The psychology of relationships: strokes
Affirmations are a variation on the theme of strokes.
Affirmations are short, positive strokes you can give yourself or other people. They are a way to express how we want to be and they are often used to strengthen one’s own or another person’s self-belief.
Any time we credit another person or ourselves verbally or non-verbally in a positive way, we affirm that person. An example of an affirmation would be “I love you as you are.”
We all need affirmations or permissions during childhood and later on as adults to be ourselves, to grow and to love.
At different ages in our childhood we have to master different tasks and therefore require different sets of affirmations as we grow up.
As adults, we still go through the same stages or developmental tasks, especially if there is a task we didn’t quite complete as children. (For example, someone may never have learned to be separate from his or her parents and now still clings on to his or her partners.
That person may need affirmations for doing things their own way and to be their own person.) The process of going over developmental tasks again and again is called recycling. (
To continue with the example above, that person will have a chance and the challenge to complete their ability to be separate each time a person leaves his or her life, or whenever a relationship ends.
Recycling early developmental tasks means that people re-experience earlier developmental tasks in a more sophisticated form at a later age.
Here is a general list of childhood stages and related affirmations
Birth – 6 months. Task: Deciding to live.
Affirmations: You have a right to be here. Your needs are ok with me. I am glad you are a boy/girl. You don’t have to hurry (and grow up).
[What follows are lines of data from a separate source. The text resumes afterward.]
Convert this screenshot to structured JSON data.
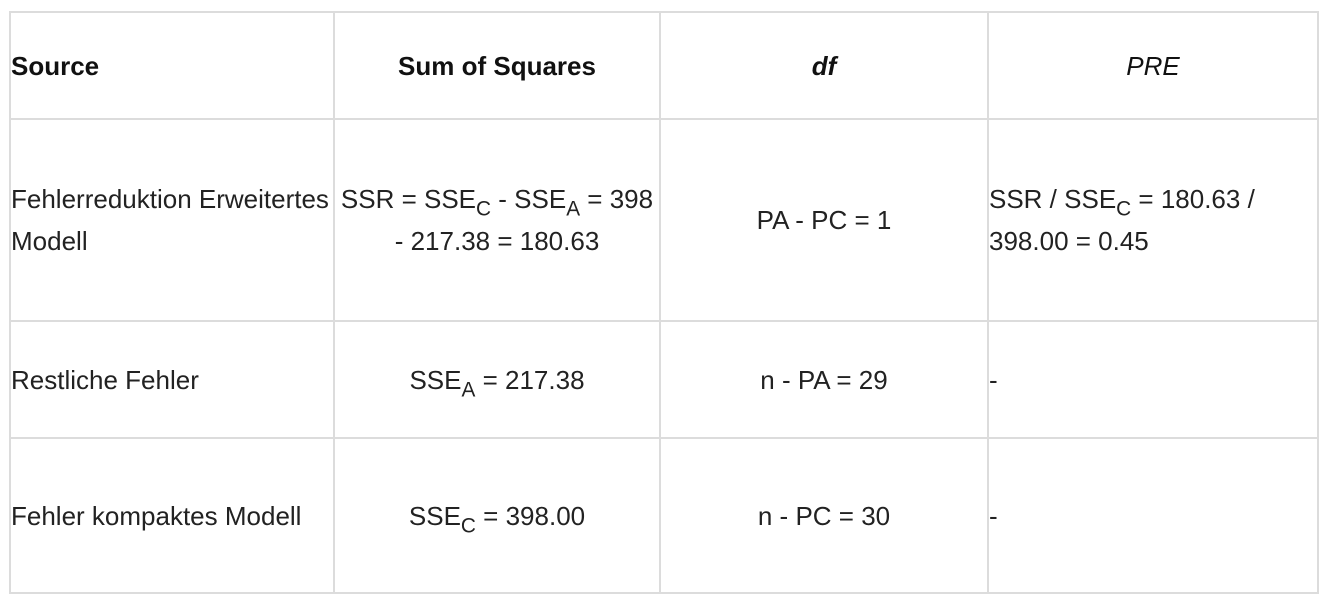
{
  "table": {
    "headers": {
      "source": "Source",
      "sum_of_squares": "Sum of Squares",
      "df": "df",
      "pre": "PRE"
    },
    "rows": [
      {
        "source": "Fehlerreduktion Erweitertes Modell",
        "ss": {
          "t1": "SSR = SSE",
          "s1": "C",
          "t2": " - SSE",
          "s2": "A",
          "t3": " = 398 - 217.38 = 180.63"
        },
        "df": "PA - PC = 1",
        "pre": {
          "t1": "SSR / SSE",
          "s1": "C",
          "t2": " = 180.63 / 398.00 = 0.45"
        }
      },
      {
        "source": "Restliche Fehler",
        "ss": {
          "t1": "SSE",
          "s1": "A",
          "t2": " = 217.38"
        },
        "df": "n - PA = 29",
        "pre": "-"
      },
      {
        "source": "Fehler kompaktes Modell",
        "ss": {
          "t1": "SSE",
          "s1": "C",
          "t2": " = 398.00"
        },
        "df": "n - PC = 30",
        "pre": "-"
      }
    ]
  },
  "colors": {
    "border": "#dcdcdc",
    "text": "#222222",
    "background": "#ffffff"
  }
}
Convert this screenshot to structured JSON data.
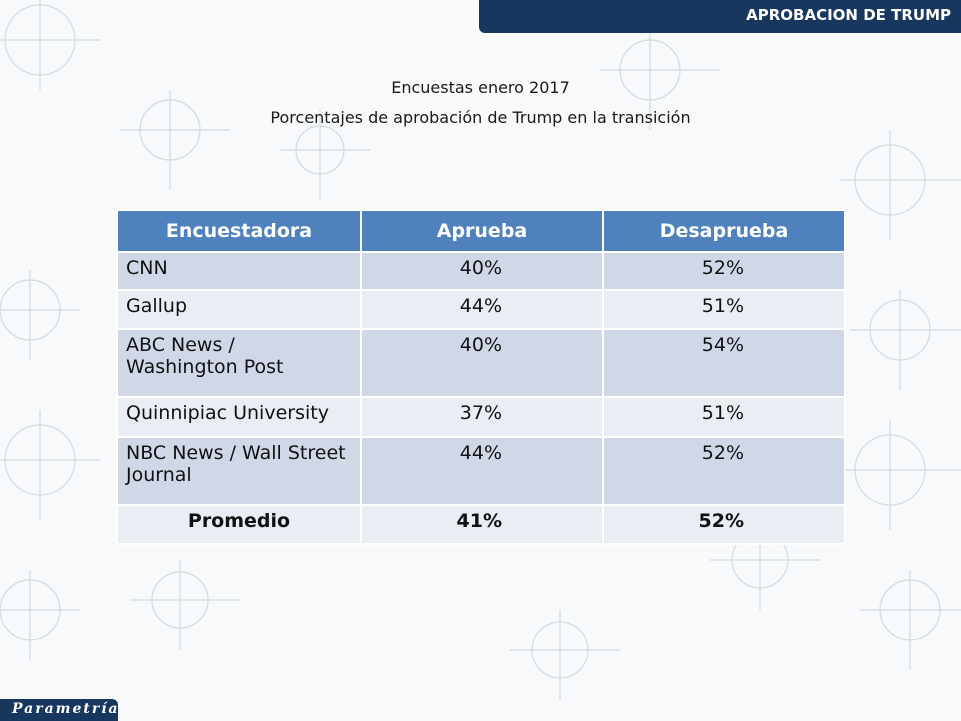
{
  "header": {
    "banner_title": "APROBACION DE TRUMP"
  },
  "titles": {
    "line1": "Encuestas enero 2017",
    "line2": "Porcentajes de aprobación de Trump en la transición"
  },
  "table": {
    "headers": [
      "Encuestadora",
      "Aprueba",
      "Desaprueba"
    ],
    "rows": [
      {
        "name": "CNN",
        "aprueba": "40%",
        "desaprueba": "52%"
      },
      {
        "name": "Gallup",
        "aprueba": "44%",
        "desaprueba": "51%"
      },
      {
        "name": "ABC News / Washington Post",
        "aprueba": "40%",
        "desaprueba": "54%"
      },
      {
        "name": "Quinnipiac University",
        "aprueba": "37%",
        "desaprueba": "51%"
      },
      {
        "name": "NBC News / Wall Street Journal",
        "aprueba": "44%",
        "desaprueba": "52%"
      }
    ],
    "summary": {
      "name": "Promedio",
      "aprueba": "41%",
      "desaprueba": "52%"
    }
  },
  "footer": {
    "logo_text": "Parametría"
  },
  "colors": {
    "brand": "#17375e",
    "header_fill": "#4f81bd",
    "row_dark": "#d0d8e8",
    "row_light": "#e9edf4"
  }
}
I like to hold you. I am glad you are alive. I love you just the way you are. I love you and I care for you willingly.
6 months – 18 months. Task: Gaining confidence in doing. Affirmations: It’s ok to do things. You don’t have to do things for me (like be smart, be cute….). I like to watch you initiate and grow and learn. I love you when you are active and when you are quiet. You can use all of your senses when you explore. You can do things as many times as you need to.
18 months – 3 years. Task: Gain confidence in thinking. Affirmations: I am glad you are growing up. I am not afraid of your anger. You can think about what you feel. You don’t have to take care of me by thinking for me.
You can be sure about what you need and want and think. You can think and feel at the same time. You can know what you need and ask for help. You can become separate from me and I will continue to love you.
3 – 6 years. Task: Find own identity and power. Affirmations: You can be powerful and still have needs. You don’t have to act scary, sick, …. to get taken care of.
You can express your feelings straight. You can find out the results of your behavior. You can be powerful and ask for help at the same time.
6 – 12 years. Task: Find own structure to do things. Affirmation: You can learn to do things your way. You can think before you make any rule your own. You can trust your feelings to help you know.
You can do it your way. It’s ok to disagree. You don’t have to suffer to get what you need. You can find a way of doing things that works for you. You can learn the rules that help you live with others.
12 – 19 years. Task: To find sexual identity. Affirmations: It’s ok to be a sexual person (and I will not act out my sexual feelings towards you as the parent). You can be a sexual person and still have needs. It’s ok to know who you are. You are welcome home again. You can develop your own interests, relationships and causes. I look forward to knowing you as an adult.
As you read through this list, notice the affirmations that you would like to hear or the ones that move you.
Write those down and keep repeating them to yourself. Maybe you didn’t get enough of that particular permission as a child.
It is particularly powerful if you give yourself affirmations at the end of a relaxation exercise. Similarly, there might be affirmations you simply can’t believe to be true about yourself (the above example person may not believe that it’s ok for them to think for themselves).
If that is the case think about what that means for your life. How does it hold you back? If you think it’s a big part of what’s not working in your life, do something about it.
Talk to your friends, read self-help books or consider psychotherapy.
You could also talk this through with your partner and see what kind of affirmations she or he might want to hear from you.
You could make a deal where you exchange the affirmations you have chosen for yourselves and receive them from the other person on a regular basis.
Experience suggests that those relationships where the partners constantly affirm each other are much more likely to be sexually successful than those where they do not.
In a way, that stands to reason, really, because nothing is more subject to negative feedback than a man or woman’s enjoyment of sex.